Life can be dangerous. Daily, my toddler reminds me of this, her existence chock full of bruises, scrapes, and falls. And the experience of pain is not limited to childhood; we each experience wounds, whether physical or emotional, as a part of what it means to be human, throughout the span of our lives.

Lately, I’ve been struck by the dramatic difference between how I treat my daughter’s pain and how I treat my own. When she takes a spill or slams her tiny finger in a drawer, I pull her close and kiss the places where it hurts. I tell her I love her, that I’m sorry that she got hurt, that she is safe now. I encourage her to “give it some love,” to try to teach her the practice of self-compassion. And I hold her until she is ready to get down, on to the next adventure.

All parents have unique responses to their children, and this is mine. I want her to know that her pain is seen and that she is not alone in experiencing it, and I want her to practice responding to her own pain with a gentle pause and a lot of kindness. My goal in responding this way is not merely to stop her from crying or to distract her from her experience; it is to help her learn how to hold it.

I realize, however, how rarely I give myself the same kindness. When I clumsily bruise my hip on a sharp table or stub my toe on one of about a million toys lying around my house, I respond in one of several ways. Sometimes, my response is anger, at myself for moving too quickly or at whoever must have moved that table into my way. Other times, my response is shame, wondering how I could still be so clumsy; this response tends to pop up when others have witnessed my awkward self-inflicted injury and arises out of a fear of being judged. And sometimes, I respond by trying to ignore the pain, pretend it didn’t happen, move on and try not to let anyone see the tears that are welling up in my eyes.

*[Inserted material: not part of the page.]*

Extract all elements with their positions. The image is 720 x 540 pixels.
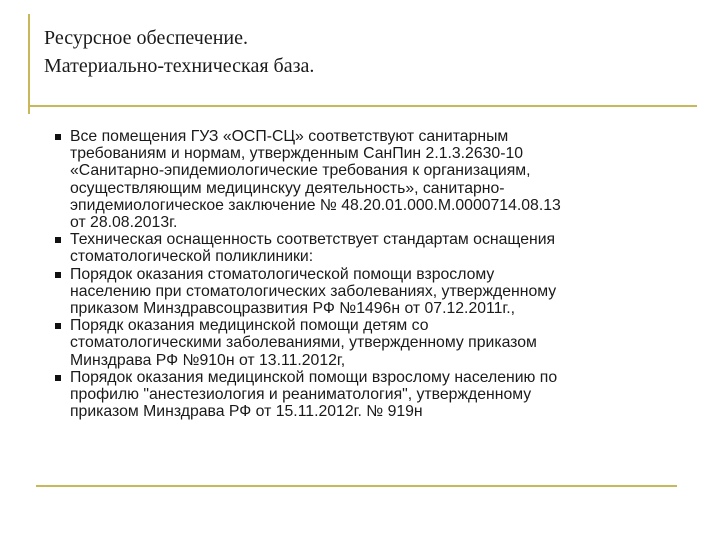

Why is it so hard to respond to our own pain with compassion and love? How do we release the feelings of anger and shame and avoidance, feelings that add to our experience of suffering rather than soothing it? I will never forget the first time I sat with a beloved Buddhist teacher of mine, Frank Ostaseski, who shared about his recent shoulder injury. Whenever the pain arose in his shoulder, instead of being bothered or angered or pushing it away, he told us, he sent his shoulder love and kindness. He sent wishes for healing and ease. And in doing so, his experience shifted from suffering to a compassionate, mindful observation of his pain.

When we experience pain, whether something as benign as a stubbed toe, or something as profound as a broken heart, we can choose the stance with which we face it. We can choose to allow our anger or shame to arise, or we can choose to bring those thoughts into our awareness, let them go, and hold our pain in a different way. A different way that is full of kindness, full of gentleness, full of acknowledgement of our suffering and of the ways in which our individual experience of pain connects us to the pain of every other human being on our planet.

Let’s choose to hold ourselves in our pain just as we choose to hold our children: with love and genuine compassion and a desire for safety and well-being and wholeness. With kisses.